Addressing the young union representatives, Cabrera disclosed: "My daughter was nearly raped at her Valencia home. "She was ordered to take off her underwear and told if she made any noise he (the attacker) would kill everybody in the house. She started to bawl and he ran away."
Cabrera later told the T&T Guardian his daughter was a single 30-year-old mother of three girls. She lived with her mother. "There are no men in the house," he added. Valencia Police last Monday warned women who live alone to be on the lookout for three sexual predators who were recently released from prison.
The police said the man suspected of the attempted rape of Cabrera's daughter also tried to attack another woman in the Valencia area two hours later that same day. Cabrera said some employers did not ensure workers who cover late shifts were protected. He recalled during that last period of negotiations with a daily newspaper the union proposed a shuttle service to take late shift workers to their homes but the company fell short in implementing the proposal.

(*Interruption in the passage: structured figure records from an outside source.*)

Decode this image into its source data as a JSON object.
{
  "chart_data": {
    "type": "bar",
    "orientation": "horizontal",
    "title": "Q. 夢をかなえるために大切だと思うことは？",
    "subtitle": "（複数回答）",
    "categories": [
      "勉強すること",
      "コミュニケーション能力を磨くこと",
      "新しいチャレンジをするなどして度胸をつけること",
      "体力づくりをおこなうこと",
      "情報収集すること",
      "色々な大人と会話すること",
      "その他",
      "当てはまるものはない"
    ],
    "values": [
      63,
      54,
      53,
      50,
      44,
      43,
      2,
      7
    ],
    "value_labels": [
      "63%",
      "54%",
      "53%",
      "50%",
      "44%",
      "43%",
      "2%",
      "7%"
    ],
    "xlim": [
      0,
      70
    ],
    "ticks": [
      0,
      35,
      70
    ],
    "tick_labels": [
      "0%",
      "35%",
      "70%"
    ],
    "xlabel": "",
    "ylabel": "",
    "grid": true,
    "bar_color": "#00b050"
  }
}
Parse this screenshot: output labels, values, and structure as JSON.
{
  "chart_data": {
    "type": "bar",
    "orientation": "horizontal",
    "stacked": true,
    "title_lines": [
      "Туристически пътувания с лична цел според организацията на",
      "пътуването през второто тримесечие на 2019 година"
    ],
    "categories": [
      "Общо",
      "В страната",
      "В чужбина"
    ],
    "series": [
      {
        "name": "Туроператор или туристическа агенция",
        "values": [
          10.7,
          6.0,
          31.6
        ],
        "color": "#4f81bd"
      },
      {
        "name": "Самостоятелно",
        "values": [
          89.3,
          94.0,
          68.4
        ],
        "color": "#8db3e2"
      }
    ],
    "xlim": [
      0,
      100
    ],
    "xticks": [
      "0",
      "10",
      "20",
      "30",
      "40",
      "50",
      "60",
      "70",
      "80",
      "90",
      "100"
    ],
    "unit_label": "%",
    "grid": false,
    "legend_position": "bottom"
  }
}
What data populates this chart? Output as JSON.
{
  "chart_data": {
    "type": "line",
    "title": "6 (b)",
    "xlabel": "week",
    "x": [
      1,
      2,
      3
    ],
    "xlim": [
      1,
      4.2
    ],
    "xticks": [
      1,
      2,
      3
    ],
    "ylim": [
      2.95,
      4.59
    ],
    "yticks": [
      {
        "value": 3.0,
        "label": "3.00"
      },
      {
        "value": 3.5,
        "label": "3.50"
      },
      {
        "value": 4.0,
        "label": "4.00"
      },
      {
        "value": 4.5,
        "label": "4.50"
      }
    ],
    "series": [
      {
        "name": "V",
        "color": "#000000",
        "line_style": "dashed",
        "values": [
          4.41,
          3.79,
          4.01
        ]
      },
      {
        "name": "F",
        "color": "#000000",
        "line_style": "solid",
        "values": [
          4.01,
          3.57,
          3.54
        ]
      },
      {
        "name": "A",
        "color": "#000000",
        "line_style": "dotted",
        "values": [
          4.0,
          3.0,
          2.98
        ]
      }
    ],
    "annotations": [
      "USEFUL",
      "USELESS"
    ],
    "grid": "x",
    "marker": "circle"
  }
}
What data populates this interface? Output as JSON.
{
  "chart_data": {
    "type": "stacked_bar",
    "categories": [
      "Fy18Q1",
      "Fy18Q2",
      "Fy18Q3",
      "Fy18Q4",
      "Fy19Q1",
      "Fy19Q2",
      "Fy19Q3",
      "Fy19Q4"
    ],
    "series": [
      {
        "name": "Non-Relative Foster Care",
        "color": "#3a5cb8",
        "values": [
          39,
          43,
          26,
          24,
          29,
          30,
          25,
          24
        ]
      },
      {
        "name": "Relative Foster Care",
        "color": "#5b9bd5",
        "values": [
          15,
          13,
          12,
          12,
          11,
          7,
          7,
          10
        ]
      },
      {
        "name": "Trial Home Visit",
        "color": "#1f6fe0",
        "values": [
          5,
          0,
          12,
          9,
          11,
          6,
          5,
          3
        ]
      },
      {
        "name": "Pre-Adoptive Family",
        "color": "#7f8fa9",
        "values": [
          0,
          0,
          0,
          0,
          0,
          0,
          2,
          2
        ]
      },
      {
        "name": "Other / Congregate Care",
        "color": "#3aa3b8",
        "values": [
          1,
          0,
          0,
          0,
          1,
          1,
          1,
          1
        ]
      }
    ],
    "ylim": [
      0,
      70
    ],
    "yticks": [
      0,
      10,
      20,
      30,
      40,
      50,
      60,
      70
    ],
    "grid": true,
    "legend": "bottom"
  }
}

"They were just dropping workers at the Croisee (in San Juan)," he said. Further, women who are attacked by sex offenders needed time off to go to the police and to seek counselling, Cabrera added. He made the comments during an address to young shop stewards at an education seminar, titled "Organising Workers to Combat Global Challenges."
He said over the next few days the union representatives would be educated on how to unionise members of a workplace and mobilise them to come out and demonstrate. They also would be taught how to handle grievances, he added. Cabrera said the shop stewards needed to understand they worked in an environment and in the wider society that were hostile to trade unionism.
"Managers do not like trade unions and they never will," he added. Cabrera took another shot at a second media company for an editorial which criticised Oilfields Workers' Trade Union president Ancel Roget. "The editorial said Roget's 'latest blunder' had little to do with national or workers' interest but only with preserving the union," he said.
He also criticised politicians who attacked the trade union movement. Commenting on the seminar's theme, Cabrera said human resource management was a result of the globalisation of the workplace. He charged that in human resource management, the rights of the individual were not recognised but only the objectives of the company.
He added: "Human resource is not about the empowerment of workers. "We are going to train you to manage any manager they send."